First trick? A nice bike bag for his Cannondale OverMountain bike. And then follow the Clementz On the Road routine: remove the disc and put back the bolt on the wheel so you don’t lose them; remove your derailleur hanger and place it with your derailleur on the inside of your frame, as this saves your bike and you’ll be able to ride when you get to your destination; don’t forget to put some spacer in the caliper so your brake pads stay in the right place; loosen your shifter and brake so they can slide around your bar during transit; make a little bag to put pedals and the disc in so everything is together and safe; and even if you have a bike box, protective paper prevents scratches.
From there, Clementz packs his racing kit and then casual clothes, along with hats to represent his array of sponsors.
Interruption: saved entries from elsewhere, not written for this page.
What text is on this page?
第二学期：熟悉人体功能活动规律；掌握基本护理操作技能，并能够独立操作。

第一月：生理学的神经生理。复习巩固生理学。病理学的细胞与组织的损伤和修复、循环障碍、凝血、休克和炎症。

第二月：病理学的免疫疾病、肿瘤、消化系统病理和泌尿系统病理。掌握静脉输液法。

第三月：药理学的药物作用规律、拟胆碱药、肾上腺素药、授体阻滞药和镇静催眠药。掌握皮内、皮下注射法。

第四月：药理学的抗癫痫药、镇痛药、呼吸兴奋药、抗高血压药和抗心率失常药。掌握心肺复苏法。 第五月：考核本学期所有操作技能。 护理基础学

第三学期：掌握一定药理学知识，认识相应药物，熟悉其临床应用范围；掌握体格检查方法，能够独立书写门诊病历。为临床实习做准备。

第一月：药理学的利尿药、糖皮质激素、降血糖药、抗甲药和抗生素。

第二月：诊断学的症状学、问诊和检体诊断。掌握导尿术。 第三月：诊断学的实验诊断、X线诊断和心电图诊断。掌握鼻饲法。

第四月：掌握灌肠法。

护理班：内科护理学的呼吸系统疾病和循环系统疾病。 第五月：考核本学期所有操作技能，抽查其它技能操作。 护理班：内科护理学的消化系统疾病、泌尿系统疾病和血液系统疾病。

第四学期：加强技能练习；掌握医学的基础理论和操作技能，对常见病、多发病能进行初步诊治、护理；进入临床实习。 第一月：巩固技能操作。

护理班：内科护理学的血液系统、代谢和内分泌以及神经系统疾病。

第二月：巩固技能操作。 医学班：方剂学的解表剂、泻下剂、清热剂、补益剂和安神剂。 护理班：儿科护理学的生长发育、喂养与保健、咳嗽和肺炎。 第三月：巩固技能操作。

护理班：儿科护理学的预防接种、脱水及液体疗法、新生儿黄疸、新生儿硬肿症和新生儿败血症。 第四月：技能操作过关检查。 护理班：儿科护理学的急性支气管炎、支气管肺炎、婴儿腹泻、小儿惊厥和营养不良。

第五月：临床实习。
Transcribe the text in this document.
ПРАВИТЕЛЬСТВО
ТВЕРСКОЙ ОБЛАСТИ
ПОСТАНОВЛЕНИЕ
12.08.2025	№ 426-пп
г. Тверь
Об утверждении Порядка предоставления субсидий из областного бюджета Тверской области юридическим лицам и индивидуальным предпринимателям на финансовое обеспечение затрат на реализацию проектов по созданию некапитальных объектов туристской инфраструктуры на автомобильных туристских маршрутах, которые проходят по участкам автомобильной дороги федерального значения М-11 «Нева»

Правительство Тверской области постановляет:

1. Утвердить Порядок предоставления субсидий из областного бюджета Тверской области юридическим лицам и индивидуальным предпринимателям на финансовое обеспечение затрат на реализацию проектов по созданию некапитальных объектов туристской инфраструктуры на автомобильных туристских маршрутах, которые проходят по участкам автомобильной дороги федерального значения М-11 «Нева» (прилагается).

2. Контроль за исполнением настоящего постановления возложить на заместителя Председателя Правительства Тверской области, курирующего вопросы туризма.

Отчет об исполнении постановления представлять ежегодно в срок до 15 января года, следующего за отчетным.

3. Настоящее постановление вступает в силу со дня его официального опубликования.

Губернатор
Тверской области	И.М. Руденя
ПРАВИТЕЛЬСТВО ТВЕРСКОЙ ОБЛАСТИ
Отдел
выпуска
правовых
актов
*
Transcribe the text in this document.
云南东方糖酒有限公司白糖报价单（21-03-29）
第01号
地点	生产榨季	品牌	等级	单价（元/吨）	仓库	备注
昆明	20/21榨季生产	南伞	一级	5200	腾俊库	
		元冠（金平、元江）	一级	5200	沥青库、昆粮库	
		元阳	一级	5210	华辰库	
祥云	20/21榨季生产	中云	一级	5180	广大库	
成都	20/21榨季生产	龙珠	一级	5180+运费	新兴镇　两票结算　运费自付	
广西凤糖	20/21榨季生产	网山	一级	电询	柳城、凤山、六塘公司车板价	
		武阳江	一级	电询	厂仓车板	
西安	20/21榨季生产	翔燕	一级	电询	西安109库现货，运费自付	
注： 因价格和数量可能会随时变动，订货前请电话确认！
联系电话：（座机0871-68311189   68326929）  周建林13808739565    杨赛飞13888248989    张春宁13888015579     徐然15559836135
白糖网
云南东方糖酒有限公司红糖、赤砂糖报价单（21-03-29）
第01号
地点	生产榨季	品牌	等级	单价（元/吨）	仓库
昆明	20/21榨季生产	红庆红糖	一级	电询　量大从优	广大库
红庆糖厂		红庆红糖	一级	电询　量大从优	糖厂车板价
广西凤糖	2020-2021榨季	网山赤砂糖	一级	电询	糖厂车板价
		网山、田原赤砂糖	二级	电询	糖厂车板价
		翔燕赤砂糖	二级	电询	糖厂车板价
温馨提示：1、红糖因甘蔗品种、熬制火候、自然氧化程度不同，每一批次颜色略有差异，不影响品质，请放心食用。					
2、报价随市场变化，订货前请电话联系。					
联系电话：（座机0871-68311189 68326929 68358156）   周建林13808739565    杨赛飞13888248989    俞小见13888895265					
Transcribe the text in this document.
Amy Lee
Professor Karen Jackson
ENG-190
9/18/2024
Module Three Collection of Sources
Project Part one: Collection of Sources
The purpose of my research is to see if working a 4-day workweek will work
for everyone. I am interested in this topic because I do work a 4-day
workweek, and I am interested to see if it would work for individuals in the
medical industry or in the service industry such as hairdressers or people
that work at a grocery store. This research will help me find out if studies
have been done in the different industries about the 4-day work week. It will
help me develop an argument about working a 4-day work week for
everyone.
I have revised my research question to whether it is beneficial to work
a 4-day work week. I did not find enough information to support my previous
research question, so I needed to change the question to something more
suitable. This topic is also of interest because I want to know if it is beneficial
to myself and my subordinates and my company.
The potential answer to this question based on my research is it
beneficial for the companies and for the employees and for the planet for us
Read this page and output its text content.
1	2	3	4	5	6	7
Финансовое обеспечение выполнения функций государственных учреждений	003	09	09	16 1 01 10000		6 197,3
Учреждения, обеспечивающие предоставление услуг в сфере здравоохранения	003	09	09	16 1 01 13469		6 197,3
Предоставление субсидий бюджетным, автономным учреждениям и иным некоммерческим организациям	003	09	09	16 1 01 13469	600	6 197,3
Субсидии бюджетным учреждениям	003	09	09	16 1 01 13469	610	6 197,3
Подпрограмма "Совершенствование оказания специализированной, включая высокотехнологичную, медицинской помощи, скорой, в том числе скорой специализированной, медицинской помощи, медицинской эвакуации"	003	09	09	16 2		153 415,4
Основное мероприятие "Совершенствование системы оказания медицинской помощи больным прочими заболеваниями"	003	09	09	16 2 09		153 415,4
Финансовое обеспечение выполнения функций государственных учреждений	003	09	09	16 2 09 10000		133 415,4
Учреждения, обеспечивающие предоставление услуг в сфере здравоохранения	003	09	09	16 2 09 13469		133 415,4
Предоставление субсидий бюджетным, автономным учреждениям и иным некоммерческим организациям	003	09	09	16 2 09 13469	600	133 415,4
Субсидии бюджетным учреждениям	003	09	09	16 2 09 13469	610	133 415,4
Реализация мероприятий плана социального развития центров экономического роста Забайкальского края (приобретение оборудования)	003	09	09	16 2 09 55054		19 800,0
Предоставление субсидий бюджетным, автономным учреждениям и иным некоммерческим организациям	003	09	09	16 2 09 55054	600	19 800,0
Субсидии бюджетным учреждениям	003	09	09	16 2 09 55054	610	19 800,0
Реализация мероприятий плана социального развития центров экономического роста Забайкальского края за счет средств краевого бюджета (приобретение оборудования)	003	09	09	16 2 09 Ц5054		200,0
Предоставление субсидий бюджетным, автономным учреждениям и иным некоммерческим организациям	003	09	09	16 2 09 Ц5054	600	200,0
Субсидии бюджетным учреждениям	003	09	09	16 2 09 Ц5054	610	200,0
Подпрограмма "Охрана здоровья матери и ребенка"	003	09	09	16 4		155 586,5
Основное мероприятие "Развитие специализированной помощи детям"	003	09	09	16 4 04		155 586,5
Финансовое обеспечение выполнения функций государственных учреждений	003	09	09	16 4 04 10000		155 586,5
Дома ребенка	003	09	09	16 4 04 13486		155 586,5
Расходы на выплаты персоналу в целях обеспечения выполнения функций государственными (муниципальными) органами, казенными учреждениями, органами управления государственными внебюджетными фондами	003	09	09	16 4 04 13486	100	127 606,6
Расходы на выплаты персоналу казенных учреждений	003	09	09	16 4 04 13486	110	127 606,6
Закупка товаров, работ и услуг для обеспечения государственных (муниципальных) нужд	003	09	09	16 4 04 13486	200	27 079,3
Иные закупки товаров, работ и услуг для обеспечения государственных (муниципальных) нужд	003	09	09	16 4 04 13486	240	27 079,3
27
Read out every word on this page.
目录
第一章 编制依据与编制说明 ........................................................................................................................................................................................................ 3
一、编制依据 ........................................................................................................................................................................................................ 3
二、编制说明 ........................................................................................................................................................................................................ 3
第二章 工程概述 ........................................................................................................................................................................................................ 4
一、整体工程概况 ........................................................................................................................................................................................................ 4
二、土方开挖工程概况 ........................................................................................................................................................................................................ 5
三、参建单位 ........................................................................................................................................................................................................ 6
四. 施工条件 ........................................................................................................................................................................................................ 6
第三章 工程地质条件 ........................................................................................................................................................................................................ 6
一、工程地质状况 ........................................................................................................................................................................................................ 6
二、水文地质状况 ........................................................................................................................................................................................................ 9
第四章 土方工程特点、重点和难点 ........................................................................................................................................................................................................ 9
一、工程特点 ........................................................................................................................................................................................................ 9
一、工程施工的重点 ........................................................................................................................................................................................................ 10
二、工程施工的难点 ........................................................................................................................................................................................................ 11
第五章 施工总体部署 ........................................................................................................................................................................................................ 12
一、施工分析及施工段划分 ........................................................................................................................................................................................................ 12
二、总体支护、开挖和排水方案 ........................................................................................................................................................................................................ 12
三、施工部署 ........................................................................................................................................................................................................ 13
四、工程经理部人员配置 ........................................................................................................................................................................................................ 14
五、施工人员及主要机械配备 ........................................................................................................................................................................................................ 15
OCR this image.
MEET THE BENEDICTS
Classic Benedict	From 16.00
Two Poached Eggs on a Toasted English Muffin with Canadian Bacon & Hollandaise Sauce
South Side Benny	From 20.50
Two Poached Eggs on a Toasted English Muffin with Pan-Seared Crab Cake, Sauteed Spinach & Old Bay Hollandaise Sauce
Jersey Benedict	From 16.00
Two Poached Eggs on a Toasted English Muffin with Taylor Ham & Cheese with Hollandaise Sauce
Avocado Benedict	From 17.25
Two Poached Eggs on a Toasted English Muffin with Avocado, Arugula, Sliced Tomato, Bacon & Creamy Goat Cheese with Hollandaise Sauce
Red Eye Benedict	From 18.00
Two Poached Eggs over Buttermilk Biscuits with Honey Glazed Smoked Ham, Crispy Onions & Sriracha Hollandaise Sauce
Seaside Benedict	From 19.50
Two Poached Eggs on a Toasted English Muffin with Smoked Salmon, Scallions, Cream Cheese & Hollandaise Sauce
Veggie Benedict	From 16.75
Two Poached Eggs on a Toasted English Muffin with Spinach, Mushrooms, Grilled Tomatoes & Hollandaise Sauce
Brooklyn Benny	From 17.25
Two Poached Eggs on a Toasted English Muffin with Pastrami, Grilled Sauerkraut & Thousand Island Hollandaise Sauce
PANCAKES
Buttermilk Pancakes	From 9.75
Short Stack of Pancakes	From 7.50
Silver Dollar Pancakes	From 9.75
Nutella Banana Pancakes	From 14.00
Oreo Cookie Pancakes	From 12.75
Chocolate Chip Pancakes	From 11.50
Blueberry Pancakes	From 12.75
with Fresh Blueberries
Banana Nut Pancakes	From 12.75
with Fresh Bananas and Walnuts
Even if the weather forecast promises a lack of precipitation, Clementz has learned not to trust it, always packing rain clothes, an umbrella and mud tires.
A veteran of travel now at age 30, Clementz has learned to calm down during transit. He no longer gets annoyed at check-in hassle and always books all flights for the same trip on one airline (airlines must carry you to your final destination, so hiccups get a bit smoother this way).
When in the air, he opts for compression socks. “It’s not really sexy, but it helps when you sit for hours,” he says. Noise-cancelling headphones, music, a personal pillow (when traveling by car, a favorite sleep spot of his) and a portable battery charger have turned into essentials for Clementz.
Final tips? Email yourself a copy of your passport and travel documents so you can print them if needed. And Clementz never forgets to bring local French wine to offer to the people he meets along the way to make his trip “easier and better.”
From the first ride to the end of the trip, Clementz never forget the locals.